Папа сделал глубокий вдох.
– Зеб, при описанных тобой обстоятельствах ты имел все основания просить капитана о немедленном конфиденциальном совещании.
Я перевела дух:
– Спасибо, папа.
– Я сказал это ради себя, а не ради тебя, Дити. Хильда… Капитан…
– Что, Джейкоб?
– Мне следовало немедленно пойти с тобой, как только ты попросила меня об этом.

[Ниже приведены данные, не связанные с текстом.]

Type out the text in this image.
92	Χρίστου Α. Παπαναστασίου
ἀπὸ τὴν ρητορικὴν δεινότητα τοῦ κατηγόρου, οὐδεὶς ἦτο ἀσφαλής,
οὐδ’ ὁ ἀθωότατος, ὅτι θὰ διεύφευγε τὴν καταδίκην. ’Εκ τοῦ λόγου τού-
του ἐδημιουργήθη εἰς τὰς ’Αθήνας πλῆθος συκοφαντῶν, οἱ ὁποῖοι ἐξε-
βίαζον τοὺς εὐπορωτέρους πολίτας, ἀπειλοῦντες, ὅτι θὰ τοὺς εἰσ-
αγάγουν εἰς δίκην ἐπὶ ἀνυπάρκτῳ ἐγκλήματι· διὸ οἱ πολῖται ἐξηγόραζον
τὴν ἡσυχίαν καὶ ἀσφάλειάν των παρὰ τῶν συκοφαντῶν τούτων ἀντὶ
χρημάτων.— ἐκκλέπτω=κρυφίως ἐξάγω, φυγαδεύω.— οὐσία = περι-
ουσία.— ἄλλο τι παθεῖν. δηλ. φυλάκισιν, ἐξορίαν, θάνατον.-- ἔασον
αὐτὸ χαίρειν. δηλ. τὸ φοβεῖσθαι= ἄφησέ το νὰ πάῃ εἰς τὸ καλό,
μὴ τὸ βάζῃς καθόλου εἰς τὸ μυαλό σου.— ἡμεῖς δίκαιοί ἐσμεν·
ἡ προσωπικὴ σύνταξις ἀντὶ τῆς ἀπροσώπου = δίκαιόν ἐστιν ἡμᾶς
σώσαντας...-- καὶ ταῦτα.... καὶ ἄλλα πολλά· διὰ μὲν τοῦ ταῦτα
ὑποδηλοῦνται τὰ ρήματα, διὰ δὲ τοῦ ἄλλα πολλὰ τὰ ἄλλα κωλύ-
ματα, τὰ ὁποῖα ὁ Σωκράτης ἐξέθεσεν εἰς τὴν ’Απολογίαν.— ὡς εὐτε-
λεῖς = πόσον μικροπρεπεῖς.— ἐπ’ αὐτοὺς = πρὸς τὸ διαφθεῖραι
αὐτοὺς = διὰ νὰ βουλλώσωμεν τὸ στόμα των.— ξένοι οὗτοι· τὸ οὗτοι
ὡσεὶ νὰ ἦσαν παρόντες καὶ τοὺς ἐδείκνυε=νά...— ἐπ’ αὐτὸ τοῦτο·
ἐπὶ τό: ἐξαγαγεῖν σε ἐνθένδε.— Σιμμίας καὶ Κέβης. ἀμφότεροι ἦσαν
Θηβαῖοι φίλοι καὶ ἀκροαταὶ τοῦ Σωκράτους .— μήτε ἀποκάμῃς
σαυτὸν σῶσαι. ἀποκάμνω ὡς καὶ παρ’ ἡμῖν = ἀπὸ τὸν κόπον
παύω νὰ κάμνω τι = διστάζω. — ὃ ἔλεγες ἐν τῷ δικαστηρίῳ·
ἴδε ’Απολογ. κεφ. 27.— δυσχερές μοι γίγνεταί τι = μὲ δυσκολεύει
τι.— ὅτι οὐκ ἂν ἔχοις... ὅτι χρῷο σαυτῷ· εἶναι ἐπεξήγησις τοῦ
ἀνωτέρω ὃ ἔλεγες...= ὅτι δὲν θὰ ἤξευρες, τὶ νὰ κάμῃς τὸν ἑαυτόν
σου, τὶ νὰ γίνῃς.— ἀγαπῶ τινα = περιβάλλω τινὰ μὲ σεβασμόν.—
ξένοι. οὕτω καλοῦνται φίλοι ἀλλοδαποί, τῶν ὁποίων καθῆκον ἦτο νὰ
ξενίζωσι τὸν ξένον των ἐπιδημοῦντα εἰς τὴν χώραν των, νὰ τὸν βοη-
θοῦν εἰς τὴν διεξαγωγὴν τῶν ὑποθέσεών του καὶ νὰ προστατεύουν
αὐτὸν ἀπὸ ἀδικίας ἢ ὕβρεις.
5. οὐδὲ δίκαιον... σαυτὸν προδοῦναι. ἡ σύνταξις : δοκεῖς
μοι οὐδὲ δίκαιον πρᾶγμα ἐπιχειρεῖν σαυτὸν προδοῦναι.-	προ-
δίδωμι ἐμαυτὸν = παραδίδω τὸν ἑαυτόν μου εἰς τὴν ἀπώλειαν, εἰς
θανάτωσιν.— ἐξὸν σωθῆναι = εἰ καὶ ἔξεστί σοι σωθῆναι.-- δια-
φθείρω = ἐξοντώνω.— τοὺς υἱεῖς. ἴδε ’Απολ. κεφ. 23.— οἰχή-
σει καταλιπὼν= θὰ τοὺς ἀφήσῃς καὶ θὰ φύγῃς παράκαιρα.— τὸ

– Спасибо Джейкоб. Но я не просила тебя, я приказала тебе. Правда, этот приказ был сформулирован в виде просьбы… Но приказы командира часто формулируются в виде просьбы – это дань вежливости. Ты сам мне рассказывал про этот обычай. Хотя я и так знала. – Тетя Хильда повернулась к Зебадии: – Первый пилот, отправление на Минус-J откладывается до завтра. О времени я сообщу вам позже, после того как посоветуюсь с бригадиром. Я хочу поглядеть на этих тварей, снять их на стереофото и на кинопленку, а если удастся, то и вскрыть один экземпляр. Закупки на Минус-J не отменяются, но задерживаемся мы для того, чтобы побольше узнать о тварях, а также выполнить обещание, данное бригадиру Херд-Джоунзу.
Тетя Хильда на некоторое время замолкла, затем снова заговорила:
– Вниманию всех. Не выносите с корабля ничего такого, без чего вам не хотелось бы остаться. Отправление может быть объявлено в любой момент, даже среди ночи, готовность пятиминутная. Держитесь в непосредственной близости от меня, если только не получите особое разрешение находиться в отдалении. Сегодня я ночую в машине. Если мы отправимся в дорогу ночью, я сообщу об этом в Комнаты Принцессы. Зебби, я остаюсь капитаном до приземления на Минус-J. Программа действий на ближайшие часы: ужин сегодня в восемь тридцать пополудни по местному времени, то есть примерно через три часа. Джентльмены при черных галстуках. Дити предлагает, чтобы все мы надели то, в чем были в ночь нашего бракосочетания; она все это прихватила с собой. Бригадир пошлет за нами в Комнаты Принцессы в начале девятого, так что на ужин нас проводят. Программу на завтра я с ним обговорю. Джейкоб, я потихоньку перейду в машину, после того как в доме все утихнет. Если кто-нибудь мною заинтересуется – я пошла за зубной щеткой. Вопросы есть?
– Капитан, – сказал папа.
– Да, второй пилот.
– Хильда, ты непременно должна спать в машине?
– Джейкоб, тебе непременно нужно повторять все дважды?
– Ну пожалуйста, очень тебя прошу.
– Ты, значит, хочешь, чтобы я еще разок нанялась к тебе в шлюхи. В сущности, ты не так уж много и просишь: ты ведь решился жениться на мне, будучи прекрасно осведомлен о моем изрядно запятнанном прошлом. Да, Джейкоб…
– Нет, нет, нет! Я просто прошу тебя уснуть в моих объятиях. Больше ничего.
– Только-то? Ну ладно, мы обсудим это, когда ляжем спать. Всем приготовиться к выходу в космос. Докладывайте.
* * *
Я как следует брызнула в Хильдочку и хихикнула:
– Капитан тетя, это льстит мне больше, чем все, что ты могла бы мне сказать. Если бы мне самой потребовалось устроить какую-нибудь шалость – мне ни к чему, но если бы – и надо было бы найти кого-нибудь, кто любит меня, несмотря ни на что – ты знаешь, к кому я обратилась бы. К той, кто меня любит, даже когда я плохая. Знаешь, кто это?
– Спасибо, Дити. Мы с тобой любим друг друга и доверяем друг другу.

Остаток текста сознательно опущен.